In the case of a three-layer or roofing layer already belongs to the second layer of the wall elements produced and then the lower wall elements have a two-layer construction, a second layer of wall elements is built on the lower layer of the wall elements as described for the lower layer and this method is continued while building further layers of wall elements until the stack is formed, after which the upper layer of wall elements is covered with a pressure plate, which is pressed against the bearing surface by a pressing force and is attached to the turntable while compressing the stack, the tilting table is rotated by 90 ° so that the open narrow sides are directed upwards, with access to the corresponding internal spaces, the internal spaces in the respective layers of the wall elements are filled from above with liquid concrete, and after the concrete has hardened, the pressure plate is removed from its pressure position and the wall elements are lifted individually and transports away from the surface carry.

Preferably, the spacer elements are positioned by means of an adhesive between the spacer and the respective outer layer.

Preferably, a compressive force is exerted on the stack, which is sufficient to clamp the spacers between their outer layer and the cover layer.

Preferably, the layers of the wall elements are separated from one another in the stack by means of separating films.

Preferably, at least some of the layers use a thick foam board as the outer layer.

Preferably, a thin cladding layer is used as the outer layer on the inside of the building in each wall element.

Preferably, each layer is sandwiched with two outer layers and an intermediate layer.

Preferably, space fillers are used to make the stack in the form of a parallelepiped. Preferably, the formwork elements which are to lie adjacent to the outer surface of the stack are protected from heat by matching foam blocks.

The device for the production of wall elements according to the invention is characterized in that it comprises an inclining table with bearing surfaces arranged at an angle to each other, one surface of which constitutes the construction surface and the other surface of which constitutes the supporting surface of the wall elements, a rotary device for moving the tilting table into position. a structural surface in which the structural surface is horizontal, and a casting and tipping position in which the structural surface is vertical, and a pressure plate for connecting one or more stacked wall members by means of compression.

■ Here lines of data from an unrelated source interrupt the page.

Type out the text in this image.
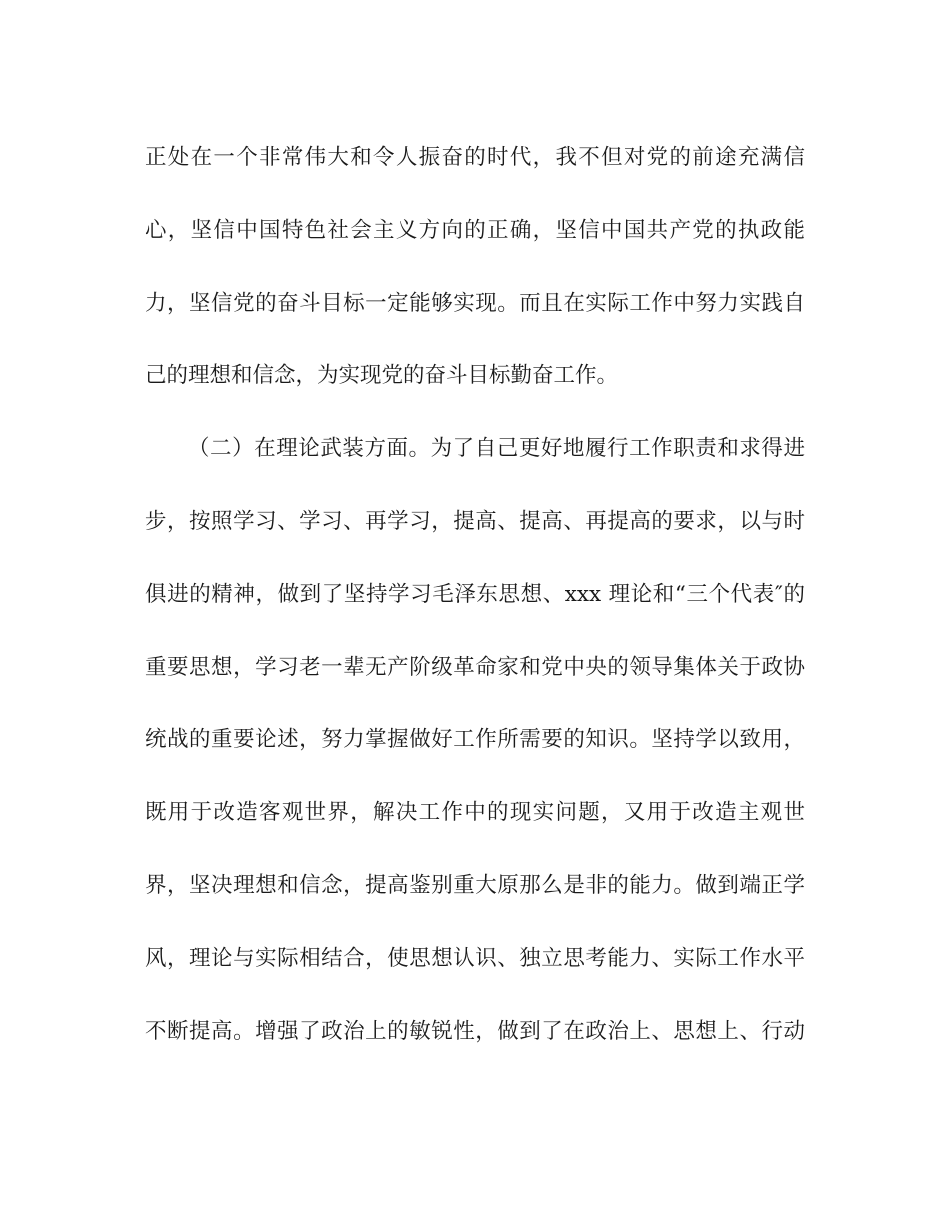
正处在一个非常伟大和令人振奋的时代，我不但对党的前途充满信
心，坚信中国特色社会主义方向的正确，坚信中国共产党的执政能
力，坚信党的奋斗目标一定能够实现。而且在实际工作中努力实践自
己的理想和信念，为实现党的奋斗目标勤奋工作。
（二）在理论武装方面。为了自己更好地履行工作职责和求得进
步，按照学习、学习、再学习，提高、提高、再提高的要求，以与时
俱进的精神，做到了坚持学习毛泽东思想、xxx 理论和“三个代表″的
重要思想，学习老一辈无产阶级革命家和党中央的领导集体关于政协
统战的重要论述，努力掌握做好工作所需要的知识。坚持学以致用，
既用于改造客观世界，解决工作中的现实问题，又用于改造主观世
界，坚决理想和信念，提高鉴别重大原那么是非的能力。做到端正学
风，理论与实际相结合，使思想认识、独立思考能力、实际工作水平
不断提高。增强了政治上的敏锐性，做到了在政治上、思想上、行动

Preferably, the angle between the bearing surfaces is a right angle.

Preferably, the tilting table has a fixed end wall which is perpendicular to the bearing surface and the bearing surface.

It preferably provides an additional removable end wall which can be mounted on an tilting table parallel to the fixed end wall.

Preferably, the rotary device is mounted on the lifting device.

Preferably, the tilting table is suspended at the center of gravity on the holding device. Preferably, the rotary device comprises a semi-circular rotary element and a hydraulic rotary piston.

Preferably, the tilting table is pivotally suspended in the nest area.

Advantageously, the bearing surfaces can be used alternately as a construction surface or as a support surface for wall elements.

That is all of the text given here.